Mr. Bullock chaired the Richmond NAACP’s Housing Committee and was pushing the city to increase affordable housing. He also chaired the 7th Ward Committee of the Richmond City Democratic Committee during Mr. Minor’s tenure as chairman.

Born in Richmond, Mr. Bullock was a graduate of John F. Kennedy High School, where he starred in football and other sports, and of Norfolk State University, where he served as manager of the basketball team.

One of his happiest memories was of NSU’s 1996 team beating a Virginia Union University team led by future NBA star Ben Wallace to win the CIAA basketball championship in NSU’s final appearance in the NCAA Division II conference tournament.

Mr. Bullock would return to the Richmond area to serve as a football coach at Richmond’s Armstrong High School for 12 years and then as a boys and girls track coach for Highland Springs High School in Henrico County before diabetes impeded his ability to hold the post.

Mr. Bullock also mentored countless youths during his coaching career.

In 2009, Style Weekly recognized his influence on area youths by naming him to its annual Top 40 Under 40 list of individuals under 40 years of age who are making a difference.

He credited his grandfather, Plummer Bullock Sr., with teaching him to pay attention to politics.

“My grandfather raised me. My father died when I was a year old. He showed me that voting was one of the most important things in life. I couldn’t wait until I turned 18 so I could vote,” Mr. Bullock told a reporter.

He also credited the late Annie Giles of Whitcomb Court with stoking his interest.

Mr. Bullock recalled that he started working in political campaigns in Church Hill when he was 12. Through the years, he took part in campaigns for Henry L. Marsh III, a former Richmond mayor and retired state senator; former Mayor Dwight C. Jones; Delores L. McQuinn, a former City Council member and current member of the House of Delegates; and others on City Council and the Richmond School Board.

He also sought to emulate family members. “I had four uncles who taught me what it means to be a man — a job, a home and voting,” he told a reporter.

Last year, despite his battle with diabetes, he unsuccessfully sought appointment to the city School Board after Nadine Marsh-Carter resigned the 7th District seat following the death of her husband.
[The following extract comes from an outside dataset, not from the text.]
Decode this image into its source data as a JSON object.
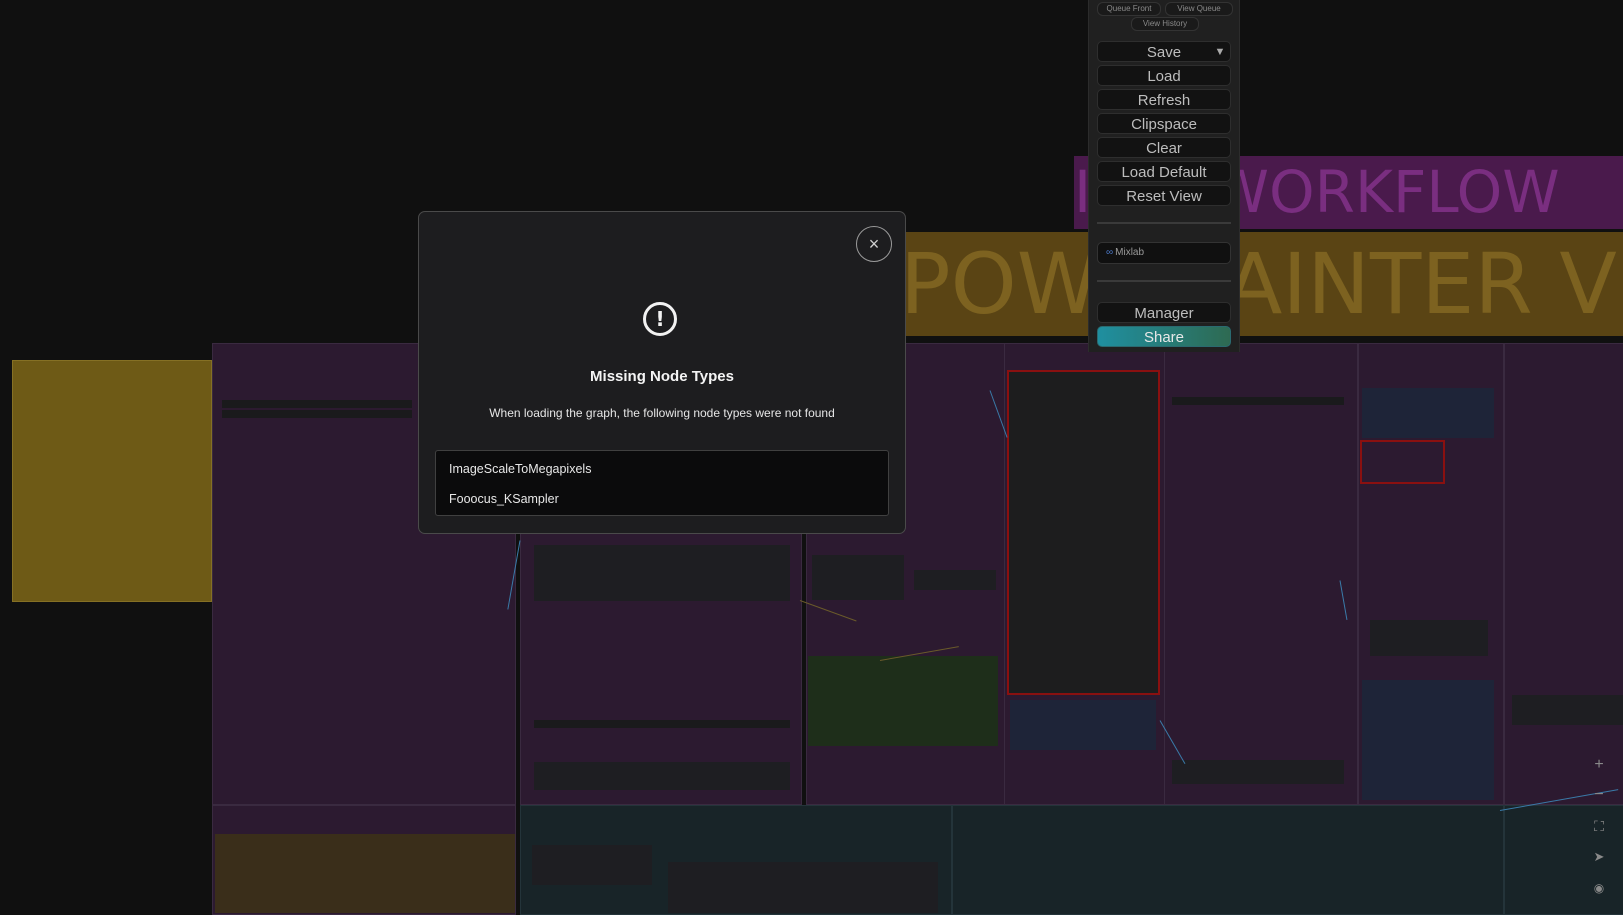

It was the first time he competed for public office.

He also served on the Richmond advisory board for the Central Virginia Legal Aid Society and was active in the Richmond Crusade for Voters since 1996.

In 2010, he served eight months as interim president of the Crusade after Antione Green resigned as president and Mr. Minor, the first vice president, could not move up because of his election as chair of the Richmond City Democratic Committee. Mr. Bullock, then second vice president, was next in line.

Mr. Bullock, who was among those who greeted President Obama during a campaign visit in 2012, was known for his ability to motivate voters in the East End and was active in get-out-the-vote efforts until his death.

Survivors include his wife, Karen, and their daughter, Shannon.